Under its 2015 Paris Climate Agreement obligations, China agreed to lower its carbon intensity of the economy by 60-65% of 2005 levels by 2030, in addition to goals such as having non-fossil fuel energy sources constitute 20% of energy by 2030 as well. [2] One such technology China has increasingly adopting is hydrogen fuel cell vehicles. Fuel cell vehicles offer benefits such as high energy conversion and near-zero emissions, including carbon dioxide. Such vehicles operate by combining hydrogen and oxygen to produce electricity, driving car motors. Fuel cell vehicles utilizing hydrogen to produce electricity yields no greenhouse gases emissions, only water vapor. [3] Thus, in progressively adopting and subsidizing fuel cell vehicles, China recognizes its opportunity to reduce carbon emissions.

Current Projects

China has partnered with the United Nations Development Programme to further develop a low carbon economy. One of the project's primary goals is to increase production and adoption of fuel cell vehicles in the country. Current barriers to widespread adoption of fuel cell vehicles in the country include reliability of stations for refueling, in addition to station financing viability, along with limited regulatory frameworks from the government, all of which the project seeks to address. [4]

Another joint project between China and the United Nations Development Programme attempts to pilot a hydrogen economy in Rugao, Jiangsu Province, with hydrogen constituting a large fraction of the city's energy source. The project looks to improve the city's hydrogen storage, transportation, and refilling capabilities. Furthermore, Rugao is hoping to apply the hydrogen technology to the transportation sector in fuel cell vehicles, and plans to develop or purchase up to 5 demonstrative fuel cell buses, like the one shown in Fig. 1, to demonstrate the technology's viability and guide future sustainability efforts. [5]
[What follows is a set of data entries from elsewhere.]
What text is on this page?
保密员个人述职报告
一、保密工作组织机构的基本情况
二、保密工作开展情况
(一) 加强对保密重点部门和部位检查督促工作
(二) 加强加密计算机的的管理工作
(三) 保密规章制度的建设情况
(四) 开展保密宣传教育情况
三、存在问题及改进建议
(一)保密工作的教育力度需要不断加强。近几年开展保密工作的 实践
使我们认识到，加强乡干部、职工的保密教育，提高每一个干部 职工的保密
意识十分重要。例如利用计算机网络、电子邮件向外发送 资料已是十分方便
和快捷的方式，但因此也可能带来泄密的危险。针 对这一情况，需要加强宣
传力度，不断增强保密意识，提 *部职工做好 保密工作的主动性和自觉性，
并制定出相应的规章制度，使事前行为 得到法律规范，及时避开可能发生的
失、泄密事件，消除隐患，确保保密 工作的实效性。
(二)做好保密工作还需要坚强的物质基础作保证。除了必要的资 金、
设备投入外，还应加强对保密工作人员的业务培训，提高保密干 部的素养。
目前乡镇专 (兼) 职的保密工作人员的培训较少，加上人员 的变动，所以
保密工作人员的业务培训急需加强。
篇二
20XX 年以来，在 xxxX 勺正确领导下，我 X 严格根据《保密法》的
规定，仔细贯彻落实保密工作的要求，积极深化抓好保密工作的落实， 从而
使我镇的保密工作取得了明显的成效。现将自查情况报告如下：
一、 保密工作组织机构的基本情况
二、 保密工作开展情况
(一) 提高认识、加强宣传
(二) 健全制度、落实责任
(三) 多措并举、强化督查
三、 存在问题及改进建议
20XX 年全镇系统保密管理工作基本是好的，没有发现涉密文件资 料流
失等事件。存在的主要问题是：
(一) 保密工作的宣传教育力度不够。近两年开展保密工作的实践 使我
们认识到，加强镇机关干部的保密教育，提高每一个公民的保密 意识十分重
While China has ramped up efforts to decrease carbon dioxide emissions, adoption of technologies like fuel cell vehicles will take time to scale up. As China weighs banning traditional internal combustion engine vehicles, recent efforts to advance hydrogen powered technologies give hope to a low carbon-fueled future.

© Ahmed Mustafa. The author warrants that the work is the author's own and that Stanford University provided no input other than typesetting and referencing guidelines. The author grants permission to copy, distribute and display this work in unaltered form, with attribution to the author, for noncommercial purposes only. All other rights, including commercial rights, are reserved to the author.


[1] Z. Liu, "China's Carbon Emissions Report 2016: Regional Carbon Emissions and the Implication for China's Low Carbon Development," Belfer Center, Harvard Kennedy School, October 2016.

[2] R. Clémençon, Raymond, "The Two Sides of the Paris Climate Agreement: Dismal Failure or Historic Breakthrough?," J. Environ. Dev. 25, 3 (2016).

[3] P. Ahmadi and E. Kjeang, "Realistic Simulation of Fuel Economy and Life Cycle Metrics for Hydrogen Fuel Cell Vehicles," Int. J. Energy Res. 41, 714 (2017).

[4] "China Project Document," United Nations Development Programme, August 2016, p. 12.

[5] "Hydrogen Pilot Economy in China," United Nations Development Programme, July 2016, p. 10.